I stayed focused on seeing, feeling, sensing, for easily 25 minutes. Near the end of my walk I realized that I was losing my ability to stay focused on what was in front of me. I’d been thinking about what I needed to write, about curating the photos I’d been taking, wondering if I could escape down the shore one of these days. That was the point when I checked the time and saw I’d been out there for my usual 30 minutes, but nothing about it felt ‘usual’. I hadn’t even realized how much time had passed. In any case, I think there is a lot here that could be useful if I can figure out how to make it work for me. Huh. There may be something TO this mindfulness thing. *smile*
red leaf in grass

Watermelon Radish

watermelon radishes

I was searching all over for the White Balsamic Vinegar that I like – Bellino Italian White Vinegar. I went to Shop Rite, Whole Foods, Wegman’s, Stop & Shop, Trader Joe’s, and even, as a long shot, Walmart. I was prepared to find it online when Shop Rite returned it to the shelves. Yay!!! As is my wont, I did check out the fresh produce in many of those stores – you never know what will look appealing and special.
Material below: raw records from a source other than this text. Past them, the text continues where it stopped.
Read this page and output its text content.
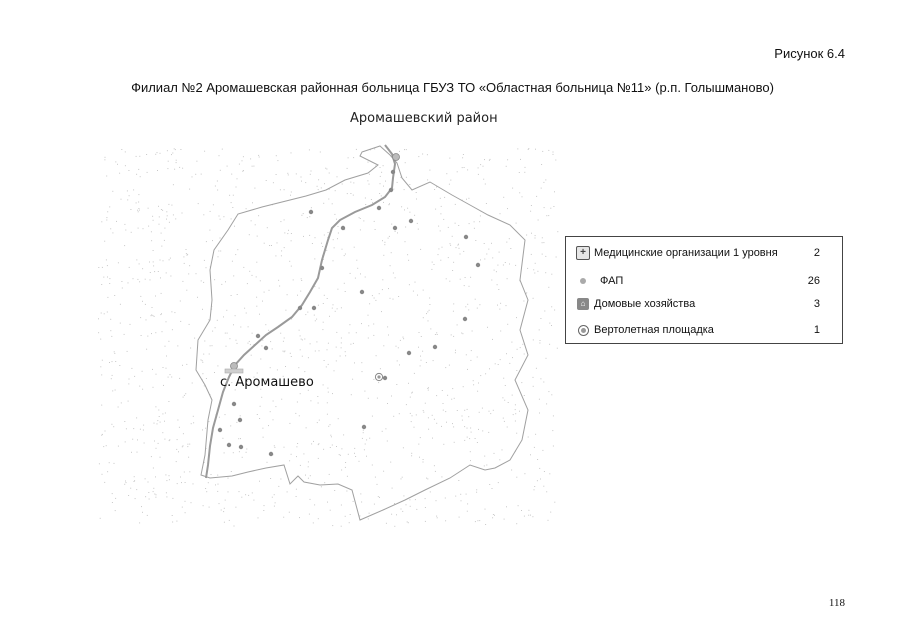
Рисунок 6.4
Филиал №2 Аромашевская районная больница ГБУЗ ТО «Областная больница №11» (р.п. Голышманово)
Аромашевский район
с. Аромашево
+ Медицинские организации 1 уровня	2
ФАП	26
⌂ Домовые хозяйства	3
Вертолетная площадка	1
118
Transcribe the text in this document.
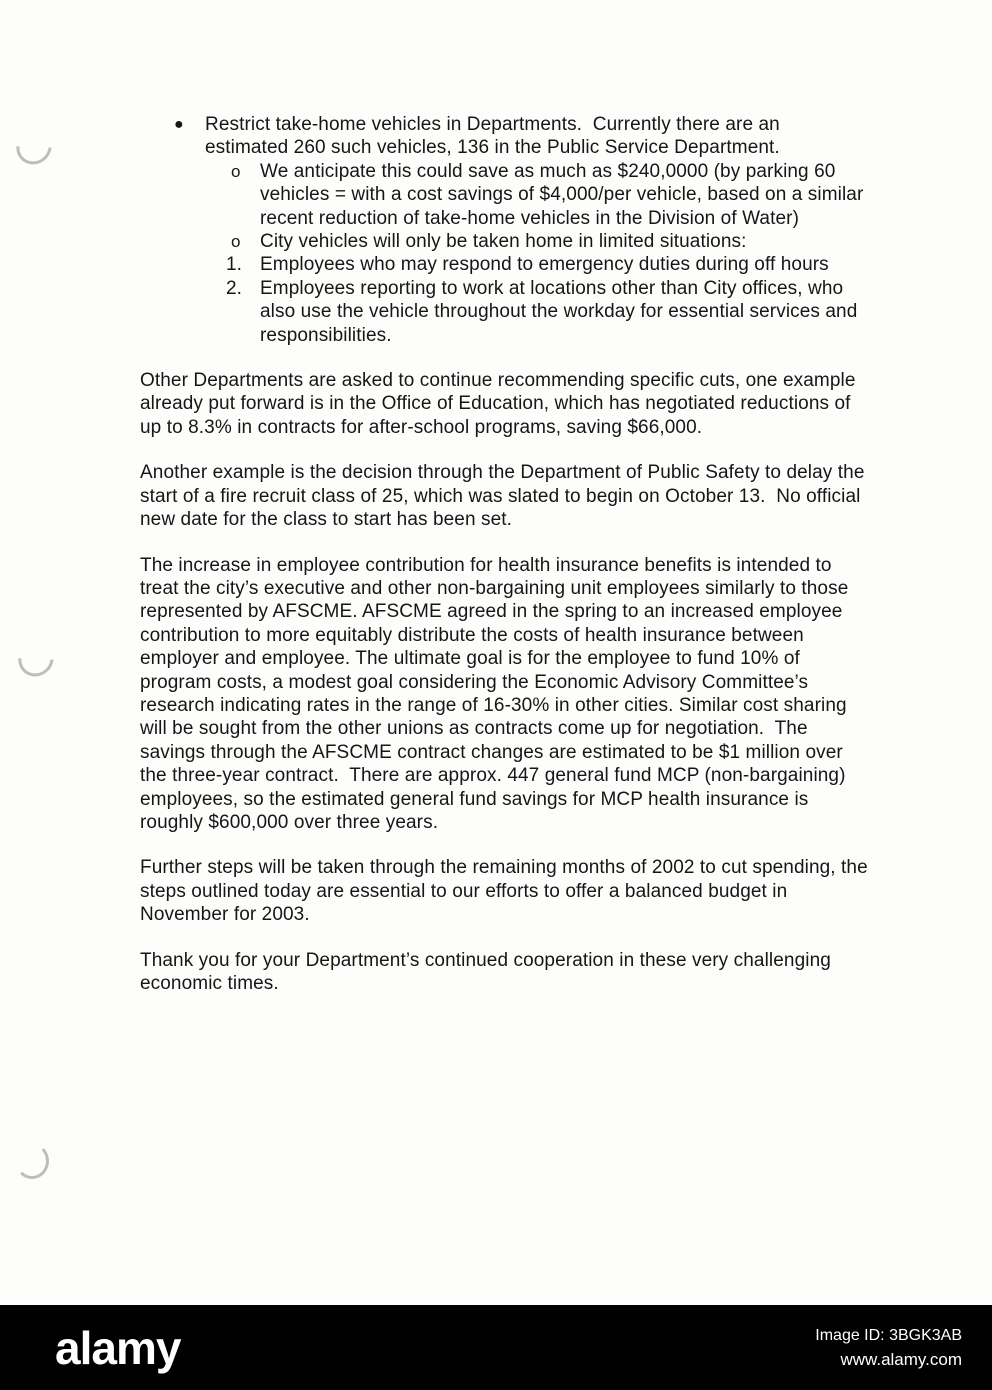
● Restrict take-home vehicles in Departments.  Currently there are an estimated 260 such vehicles, 136 in the Public Service Department.
o We anticipate this could save as much as $240,0000 (by parking 60 vehicles = with a cost savings of $4,000/per vehicle, based on a similar recent reduction of take-home vehicles in the Division of Water)
o City vehicles will only be taken home in limited situations:
1. Employees who may respond to emergency duties during off hours
2. Employees reporting to work at locations other than City offices, who also use the vehicle throughout the workday for essential services and responsibilities.

Other Departments are asked to continue recommending specific cuts, one example already put forward is in the Office of Education, which has negotiated reductions of up to 8.3% in contracts for after-school programs, saving $66,000.

Another example is the decision through the Department of Public Safety to delay the start of a fire recruit class of 25, which was slated to begin on October 13.  No official new date for the class to start has been set.

The increase in employee contribution for health insurance benefits is intended to treat the city’s executive and other non-bargaining unit employees similarly to those represented by AFSCME. AFSCME agreed in the spring to an increased employee contribution to more equitably distribute the costs of health insurance between employer and employee. The ultimate goal is for the employee to fund 10% of program costs, a modest goal considering the Economic Advisory Committee’s research indicating rates in the range of 16-30% in other cities. Similar cost sharing will be sought from the other unions as contracts come up for negotiation.  The savings through the AFSCME contract changes are estimated to be $1 million over the three-year contract.  There are approx. 447 general fund MCP (non-bargaining) employees, so the estimated general fund savings for MCP health insurance is roughly $600,000 over three years.

Further steps will be taken through the remaining months of 2002 to cut spending, the steps outlined today are essential to our efforts to offer a balanced budget in November for 2003.

Thank you for your Department’s continued cooperation in these very challenging economic times.

alamy	Image ID: 3BGK3AB
www.alamy.com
I was in Whole Foods when I saw “Watermelon Radishes“. I LOVE radishes and snack on them all the time. I’ve found the large organic ones are almost sweet as well as tart and crunchy. I’d never heard of a watermelon radish. I did what you would do – pulled out my phone and did a search. 🙂 I bought 4 of them. They are indeed an absolutely gorgeous color inside. The ones I had were a bit firmer and perhaps less flavorful than some of the regular red-and-white radishes, but they were still very tasty. I munched on one as a snack, and tossed the others into a green (and now pink) salad. For your viewing pleasure, and as a suggestion for enjoyment if you encounter them in your store, ladies and gentlemen, I give you the Watermelon Radishes!